Lisa, along with 87% of America, believes organization is a learnable skill. Yet less than 18% of those same Americans feel they are organized. Through The Productive Home Solution course, Lisa aims to teach Americans young and old the skill of organizing and unlocking their time for what they are uniquely created to do.

As the host of the top-rated Organize 365® Podcast (which has 17 million downloads and counting) Lisa shares strategies for reducing the overwhelm, clearing the mental clutter, and living a productive and organized life. Her sensible and doable organizing tasks appeal to multiple generations. Her candor and relatable personality make you feel as though she is right there beside you; helping you get organized as you laugh and cry together.

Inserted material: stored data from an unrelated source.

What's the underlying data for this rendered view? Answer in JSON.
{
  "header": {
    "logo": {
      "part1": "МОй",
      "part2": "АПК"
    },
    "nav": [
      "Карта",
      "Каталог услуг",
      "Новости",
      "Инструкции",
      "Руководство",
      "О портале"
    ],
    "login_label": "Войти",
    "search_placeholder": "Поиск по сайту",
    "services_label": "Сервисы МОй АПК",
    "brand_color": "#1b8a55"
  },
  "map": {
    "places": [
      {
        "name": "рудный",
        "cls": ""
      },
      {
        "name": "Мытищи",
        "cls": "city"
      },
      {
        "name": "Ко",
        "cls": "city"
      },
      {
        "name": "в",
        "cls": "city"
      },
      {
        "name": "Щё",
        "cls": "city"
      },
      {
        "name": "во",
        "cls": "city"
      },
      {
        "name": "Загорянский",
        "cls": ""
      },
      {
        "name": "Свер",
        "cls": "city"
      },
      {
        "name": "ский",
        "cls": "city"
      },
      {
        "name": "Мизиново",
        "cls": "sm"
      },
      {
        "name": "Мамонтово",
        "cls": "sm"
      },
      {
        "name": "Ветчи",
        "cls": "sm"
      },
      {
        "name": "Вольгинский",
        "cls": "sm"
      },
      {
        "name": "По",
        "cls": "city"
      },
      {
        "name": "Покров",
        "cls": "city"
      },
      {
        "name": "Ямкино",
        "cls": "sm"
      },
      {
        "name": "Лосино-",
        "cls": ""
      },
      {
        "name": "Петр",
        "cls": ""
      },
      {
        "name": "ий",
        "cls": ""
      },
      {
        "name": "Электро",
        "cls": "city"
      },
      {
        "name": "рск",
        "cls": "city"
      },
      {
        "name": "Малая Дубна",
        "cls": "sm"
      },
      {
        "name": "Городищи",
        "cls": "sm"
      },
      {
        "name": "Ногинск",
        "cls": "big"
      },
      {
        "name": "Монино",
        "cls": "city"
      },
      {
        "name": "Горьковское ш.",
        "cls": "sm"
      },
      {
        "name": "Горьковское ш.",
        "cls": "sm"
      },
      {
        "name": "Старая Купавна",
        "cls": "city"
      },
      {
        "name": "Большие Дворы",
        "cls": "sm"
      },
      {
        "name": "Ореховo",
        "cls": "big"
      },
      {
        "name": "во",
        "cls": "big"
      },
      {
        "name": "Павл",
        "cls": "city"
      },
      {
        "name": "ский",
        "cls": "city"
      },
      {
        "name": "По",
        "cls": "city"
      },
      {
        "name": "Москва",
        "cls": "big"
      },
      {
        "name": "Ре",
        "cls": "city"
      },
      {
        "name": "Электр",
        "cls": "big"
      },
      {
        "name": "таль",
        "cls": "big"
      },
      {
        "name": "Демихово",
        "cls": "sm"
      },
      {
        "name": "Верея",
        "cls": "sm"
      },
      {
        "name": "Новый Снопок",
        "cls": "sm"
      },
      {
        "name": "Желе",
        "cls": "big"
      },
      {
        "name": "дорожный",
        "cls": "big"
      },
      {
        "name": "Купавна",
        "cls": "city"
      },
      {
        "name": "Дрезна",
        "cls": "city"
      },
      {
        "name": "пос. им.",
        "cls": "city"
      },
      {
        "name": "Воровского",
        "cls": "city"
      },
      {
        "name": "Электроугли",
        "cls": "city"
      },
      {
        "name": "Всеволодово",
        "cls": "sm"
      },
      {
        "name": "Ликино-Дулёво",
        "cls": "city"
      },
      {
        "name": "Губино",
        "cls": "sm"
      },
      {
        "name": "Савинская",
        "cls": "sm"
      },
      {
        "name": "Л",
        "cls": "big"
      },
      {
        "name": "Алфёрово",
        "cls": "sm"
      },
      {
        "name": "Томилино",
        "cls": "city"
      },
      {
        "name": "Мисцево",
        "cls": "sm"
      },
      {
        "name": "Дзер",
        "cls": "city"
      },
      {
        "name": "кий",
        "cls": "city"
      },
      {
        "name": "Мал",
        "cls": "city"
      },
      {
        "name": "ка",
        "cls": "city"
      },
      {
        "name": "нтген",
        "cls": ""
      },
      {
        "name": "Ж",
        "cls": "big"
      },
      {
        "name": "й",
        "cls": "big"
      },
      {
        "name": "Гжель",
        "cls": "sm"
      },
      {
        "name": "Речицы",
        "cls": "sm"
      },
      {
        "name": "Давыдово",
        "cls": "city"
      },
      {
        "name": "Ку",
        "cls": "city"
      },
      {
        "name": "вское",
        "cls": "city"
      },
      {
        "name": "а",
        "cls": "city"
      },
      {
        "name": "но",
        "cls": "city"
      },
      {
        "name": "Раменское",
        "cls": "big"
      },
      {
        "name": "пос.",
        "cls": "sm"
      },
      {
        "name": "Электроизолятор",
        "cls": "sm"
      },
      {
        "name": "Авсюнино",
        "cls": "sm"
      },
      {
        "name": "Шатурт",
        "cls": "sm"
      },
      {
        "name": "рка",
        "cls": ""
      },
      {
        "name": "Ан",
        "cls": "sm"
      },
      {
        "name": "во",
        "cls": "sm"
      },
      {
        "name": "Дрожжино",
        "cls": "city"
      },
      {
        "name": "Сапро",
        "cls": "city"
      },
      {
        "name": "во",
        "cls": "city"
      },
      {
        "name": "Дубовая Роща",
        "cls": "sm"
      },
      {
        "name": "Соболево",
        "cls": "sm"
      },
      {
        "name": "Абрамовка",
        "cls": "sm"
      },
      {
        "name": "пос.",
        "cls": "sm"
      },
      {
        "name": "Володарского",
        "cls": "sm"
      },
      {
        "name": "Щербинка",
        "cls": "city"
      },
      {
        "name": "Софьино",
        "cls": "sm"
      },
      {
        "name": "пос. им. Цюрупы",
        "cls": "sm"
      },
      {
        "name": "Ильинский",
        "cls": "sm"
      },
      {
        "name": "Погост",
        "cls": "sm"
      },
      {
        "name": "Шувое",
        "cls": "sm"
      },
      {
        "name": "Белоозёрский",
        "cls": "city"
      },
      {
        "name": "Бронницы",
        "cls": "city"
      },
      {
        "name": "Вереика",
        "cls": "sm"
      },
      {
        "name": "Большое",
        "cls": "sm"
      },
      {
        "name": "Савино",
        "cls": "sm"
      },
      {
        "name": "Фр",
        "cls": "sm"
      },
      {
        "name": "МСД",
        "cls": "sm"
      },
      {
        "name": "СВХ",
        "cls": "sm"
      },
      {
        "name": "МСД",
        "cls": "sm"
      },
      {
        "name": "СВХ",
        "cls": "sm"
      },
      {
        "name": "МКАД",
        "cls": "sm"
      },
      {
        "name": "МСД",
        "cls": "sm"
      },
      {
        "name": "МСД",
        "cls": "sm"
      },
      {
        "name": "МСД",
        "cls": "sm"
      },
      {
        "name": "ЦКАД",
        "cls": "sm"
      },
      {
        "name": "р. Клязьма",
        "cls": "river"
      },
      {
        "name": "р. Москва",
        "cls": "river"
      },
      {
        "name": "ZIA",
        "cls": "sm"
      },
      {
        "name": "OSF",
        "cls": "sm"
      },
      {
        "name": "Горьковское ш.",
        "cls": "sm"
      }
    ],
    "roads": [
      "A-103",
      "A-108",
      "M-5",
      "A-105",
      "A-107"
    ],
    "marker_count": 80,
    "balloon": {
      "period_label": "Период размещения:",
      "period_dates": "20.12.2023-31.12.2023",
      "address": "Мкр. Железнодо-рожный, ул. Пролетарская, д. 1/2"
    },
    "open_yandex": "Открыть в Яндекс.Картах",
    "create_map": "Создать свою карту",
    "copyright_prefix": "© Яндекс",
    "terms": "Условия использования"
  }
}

Under Lisa’s direction, Organize 365® has conducted academic research establishing the definitions of housework, home organization and the weight of paper in the American home. This ongoing research is making the invisible work at home visible to all. The goal is to eliminate it and free people from the monotonous tasks of daily living; and unlock their time for what they are uniquely created to bring forth in the world.

She is the author of four books including: How ADHD Affects Home Organization and The Paper Solution. Lisa’s understanding of the lived female American experience has helped her to create products & courses like the Sunday Basket®. These products and courses externalize the routine tasks that take up the executive functioning capacity of our brains; freeing us up to think and create again!